Plus qu’un désavantage, il s’agit d’une situation très contraignante pour les utilisateurs de ce mode de paiement à l’heure où il serait préférable d’encourager leur utilisation, notamment dans le but de renforcer les liens avec l’économie réelle. 

Conscients de ces difficultés, certains politiques avaient alerté de la nécessité de créer un régime fiscal spécifique

Pour accélérer cette création, un amendement I-1893 avait été déposé par le député M. Person en 2021. Il préconisait une “exonération sur le montant des dépenses effectuées par la carte” pour un montant n’excédant pas 3.000 €.  Autrement dit, l’amendement prévoyait une exonération d’imposition en cas d’utilisation d’actifs numériques comme moyen de paiement pour l’achat par les utilisateurs de quelque chose qui n’est pas un actif numérique (biens ou services), et ce dans une  limite de 3.000 €. 

D’autres imaginaient un régime fonctionnant avec un “abattement forfaitaire qui couvre les dépenses courantes réalisées en crypto-actifs”. 

Le législateur aurait alors pu édicter un régime fiscal spécifique, lequel aurait fait office de “pont entre les deux mondes”. Toutefois, il n’a pas saisi cette occasion lors de l’adoption de la loi de finances pour 2022. Il nous semble bien regrettable que le législateur ne se soit pas positionné en faveur d’une telle proposition, favorable aux utilisateurs de crypto card. 

Dans le même temps, faciliter et banaliser leur utilisation pourrait, à terme, rendre désuets les modes traditionnels des paiements par cartes du monde de la banque, ce qui peut – peut-être – justifier l’inertie du législateur en la matière. 

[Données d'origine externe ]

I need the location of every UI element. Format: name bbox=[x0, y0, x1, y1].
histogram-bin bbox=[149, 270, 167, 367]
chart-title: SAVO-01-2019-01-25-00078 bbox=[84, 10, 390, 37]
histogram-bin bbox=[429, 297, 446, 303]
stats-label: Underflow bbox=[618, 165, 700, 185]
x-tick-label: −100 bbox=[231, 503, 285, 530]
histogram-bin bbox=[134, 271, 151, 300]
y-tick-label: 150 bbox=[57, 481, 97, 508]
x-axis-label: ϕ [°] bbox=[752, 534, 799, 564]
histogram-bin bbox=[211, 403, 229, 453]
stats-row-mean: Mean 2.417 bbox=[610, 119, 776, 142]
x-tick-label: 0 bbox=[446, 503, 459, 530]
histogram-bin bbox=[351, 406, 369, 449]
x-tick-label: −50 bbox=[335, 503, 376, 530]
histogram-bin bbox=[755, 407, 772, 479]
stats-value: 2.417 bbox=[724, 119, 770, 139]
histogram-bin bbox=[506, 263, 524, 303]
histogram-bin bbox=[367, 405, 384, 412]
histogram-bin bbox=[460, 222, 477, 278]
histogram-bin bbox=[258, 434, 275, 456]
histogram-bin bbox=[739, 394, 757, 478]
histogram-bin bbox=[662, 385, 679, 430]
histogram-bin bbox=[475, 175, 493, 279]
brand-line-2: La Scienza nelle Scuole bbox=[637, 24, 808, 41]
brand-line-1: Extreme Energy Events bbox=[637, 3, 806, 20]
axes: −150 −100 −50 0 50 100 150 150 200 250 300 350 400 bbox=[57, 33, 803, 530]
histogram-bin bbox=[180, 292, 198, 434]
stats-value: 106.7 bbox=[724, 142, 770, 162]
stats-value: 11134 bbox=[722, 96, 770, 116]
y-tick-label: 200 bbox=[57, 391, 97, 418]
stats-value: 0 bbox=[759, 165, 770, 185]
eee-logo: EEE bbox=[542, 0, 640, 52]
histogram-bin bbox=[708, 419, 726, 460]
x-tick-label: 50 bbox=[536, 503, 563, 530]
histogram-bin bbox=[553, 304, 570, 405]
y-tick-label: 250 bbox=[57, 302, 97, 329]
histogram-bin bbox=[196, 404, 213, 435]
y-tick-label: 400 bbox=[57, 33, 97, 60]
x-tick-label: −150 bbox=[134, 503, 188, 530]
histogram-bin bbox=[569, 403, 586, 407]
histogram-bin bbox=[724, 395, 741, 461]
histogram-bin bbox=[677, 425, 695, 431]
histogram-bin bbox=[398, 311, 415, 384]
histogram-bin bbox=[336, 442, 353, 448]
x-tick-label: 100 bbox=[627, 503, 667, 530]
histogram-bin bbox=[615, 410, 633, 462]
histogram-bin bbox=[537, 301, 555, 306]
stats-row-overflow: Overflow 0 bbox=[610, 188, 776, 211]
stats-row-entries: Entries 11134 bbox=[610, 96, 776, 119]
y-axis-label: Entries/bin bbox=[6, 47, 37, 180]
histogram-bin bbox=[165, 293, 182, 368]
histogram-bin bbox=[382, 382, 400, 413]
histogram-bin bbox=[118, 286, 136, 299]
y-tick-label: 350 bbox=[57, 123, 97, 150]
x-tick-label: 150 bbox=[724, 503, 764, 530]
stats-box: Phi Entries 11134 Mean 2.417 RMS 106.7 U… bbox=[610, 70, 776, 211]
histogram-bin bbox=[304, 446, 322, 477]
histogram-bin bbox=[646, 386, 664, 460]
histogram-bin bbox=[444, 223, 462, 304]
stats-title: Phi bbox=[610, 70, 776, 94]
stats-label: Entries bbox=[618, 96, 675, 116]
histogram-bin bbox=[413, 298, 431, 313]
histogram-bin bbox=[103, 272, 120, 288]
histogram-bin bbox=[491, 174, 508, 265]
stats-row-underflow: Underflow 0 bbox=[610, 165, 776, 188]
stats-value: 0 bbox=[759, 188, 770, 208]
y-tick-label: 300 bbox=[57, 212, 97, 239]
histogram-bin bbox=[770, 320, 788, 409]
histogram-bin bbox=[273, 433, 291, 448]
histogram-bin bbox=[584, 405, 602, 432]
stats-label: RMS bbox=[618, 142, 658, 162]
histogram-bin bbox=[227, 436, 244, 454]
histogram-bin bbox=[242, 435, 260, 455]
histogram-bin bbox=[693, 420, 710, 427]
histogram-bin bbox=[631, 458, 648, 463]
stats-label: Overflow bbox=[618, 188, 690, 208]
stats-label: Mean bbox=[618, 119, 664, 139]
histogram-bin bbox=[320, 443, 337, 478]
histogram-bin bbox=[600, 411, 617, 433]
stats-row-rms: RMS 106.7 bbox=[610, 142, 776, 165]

Conclusion sur les avantages des cartes crypto : avis 2022 & 2023 de CoinAcademy

Bien qu’il existe sans aucun doute des avantages assez vastes pour les utilisateurs de ces cartes (offre de récompenses, bonus, diversification de l’offre pour une plus large application de ces cartes etc.), le paiement en bitcoins est aujourd’hui assez difficile à mettre en oeuvre : tous les commerçants ne l’acceptent pas nécessairement, le législateur est méfiant et flemmard sur le sujet de sa démocratisation, et le niveau de reconnaissance de ces cartes par le public est beaucoup plus bas, pour le moment, que celui des cartes classiques.  

D’un point de vue fiscal en particulier, nous ne sommes absolument pas prêts à  faire nos courses en bitcoins puisque rien n’est mis en œuvre pour faciliter la vie des utilisateurs. Nous pensons qu’au vu de la complexité du régime fiscal inadapté, le législateur édictera, nécessairement, un nouveau régime plus cohérent dans les années à venir. 

Pour l’heure, les utilisateurs de telles cartes, ainsi que les fiscalistes et agents du fisc restent ”l’assiette vide”, puisque la loi de finances pour 2022 & 2023 promulguée le 31 décembre dernier est muette comme une tombe sur toutes ces sinueuses problématiques fiscales.